In [1]:
import jupyter_black

jupyter_black.load()

In [2]:
from pathlib import Path
import csv
import time
from collections import namedtuple
from sec_edgar_downloader import Downloader as SecEdgarDownloader
from sec_downloader import DownloadStorage
from dotenv import load_dotenv
import os
import glob
import os
import json
import re
from sec_api_io.secapio_data_retriever import SecapioDataRetriever
from tqdm.notebook import tqdm

load_dotenv()

True

In [3]:
DOWNLOAD_PATH = Path("..")

In [4]:
Company = namedtuple("Ticker", ["name", "ticker"])


def get_company_list(path_str):
    company_list = []
    with Path(path_str).open("r") as f:
        reader = csv.reader(f)
        next(reader)  # Skip the header
        for row in reader:
            assert (
                len(row) == 2
            ), f"Expected 2 columns, got {len(row)} instead, row: {row}"
            company_list.append(Company(*row))
    return company_list


company_list = get_company_list("00_company-list.csv")

In [5]:
def download_and_save(document_type, ticker) -> bool:
    document_type = document_type.upper().strip()
    ticker = ticker.upper().strip()

    save_dir = DOWNLOAD_PATH / document_type / ticker
    if save_dir.exists():
        return False

    storage = DownloadStorage(filter_pattern="**/*.htm*")
    with storage as path:
        dl = SecEdgarDownloader("Alphanome.AI", "info@alphanome.ai", path)
        dl.get(document_type, ticker, limit=1, download_details=True)

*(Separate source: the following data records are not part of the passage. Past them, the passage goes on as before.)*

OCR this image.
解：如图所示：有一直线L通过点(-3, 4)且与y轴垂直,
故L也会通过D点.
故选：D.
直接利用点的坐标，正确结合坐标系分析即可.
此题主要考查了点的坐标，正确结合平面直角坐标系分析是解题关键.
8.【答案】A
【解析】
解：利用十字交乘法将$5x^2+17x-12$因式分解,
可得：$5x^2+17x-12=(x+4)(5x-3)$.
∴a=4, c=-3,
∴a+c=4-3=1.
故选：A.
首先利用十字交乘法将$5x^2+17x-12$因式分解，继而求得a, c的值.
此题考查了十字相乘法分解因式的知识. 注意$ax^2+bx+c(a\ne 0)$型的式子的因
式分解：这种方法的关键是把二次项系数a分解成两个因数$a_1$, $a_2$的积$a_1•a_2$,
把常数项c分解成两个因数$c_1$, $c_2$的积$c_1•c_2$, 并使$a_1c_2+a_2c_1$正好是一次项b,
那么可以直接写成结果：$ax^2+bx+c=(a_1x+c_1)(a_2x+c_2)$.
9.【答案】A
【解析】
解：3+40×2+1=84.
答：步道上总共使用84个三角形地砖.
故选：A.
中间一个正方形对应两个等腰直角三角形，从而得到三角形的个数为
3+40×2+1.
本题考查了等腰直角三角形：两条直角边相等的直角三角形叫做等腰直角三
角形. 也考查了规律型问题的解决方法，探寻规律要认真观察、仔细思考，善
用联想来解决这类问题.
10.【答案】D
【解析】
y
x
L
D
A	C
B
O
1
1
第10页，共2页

    files = storage.get_file_contents()
    assert (
        len(files) == 1
    ), f"Expected 1 file, got {len(files)} instead. Ticker: {ticker}"
    path, content = files[0]

    report_id = path.parts[3]
    save_path = save_dir / report_id / "primary-document.html"
    save_path.parent.mkdir(parents=True, exist_ok=True)
    with save_path.open("w") as f:
        f.write(content)
    return True


download_and_save("10-Q", "MSFT")

False

In [6]:
from tqdm import tqdm

for company in tqdm(company_list):
    downloaded = download_and_save("10-Q", company.ticker)
    if downloaded:
        time.sleep(1 / 10)  # SEC EDGAR limits to 10 requests per second

100%|██████████| 108/108 [00:00<00:00, 91753.05it/s]


In [7]:
def download_from_secapio(document_type, accession_number):
    retriever = SecapioDataRetriever()
    metadata = retriever.retrieve_report_metadata(
        document_type, accession_number=accession_number
    )
    url = metadata["linkToFilingDetails"]
    assert url.startswith("https://www.sec.gov/Archives/edgar/data/")
    return retriever.get_report_html(document_type, url)


def get_section_text(section_ids, content):
    sections = []
    for i in range(len(section_ids)):
        section_end = (
            "<top-level-section-start-marker" if i < len(section_ids) - 1 else "$"
        )
        section_text = re.findall(
            r'<top-level-section-start-marker id="'
            + section_ids[i]
            + '".*?</top-level-section-start-marker>(.*?)'
            + section_end,
            content,
            re.DOTALL,
        )
        section_text = section_text[0] if section_text else ""
        sections.append(
            {
                "identifier": section_ids[i],
                "character_count": len(section_text.strip()),
            }
        )
    return sections


def write_sections_to_file(sections, anchor_file):
    expected_sections_path = anchor_file.parent / "expected-top-level-sections.json"
    with expected_sections_path.open("w") as json_file:
        json.dump(sections, json_file, indent=4)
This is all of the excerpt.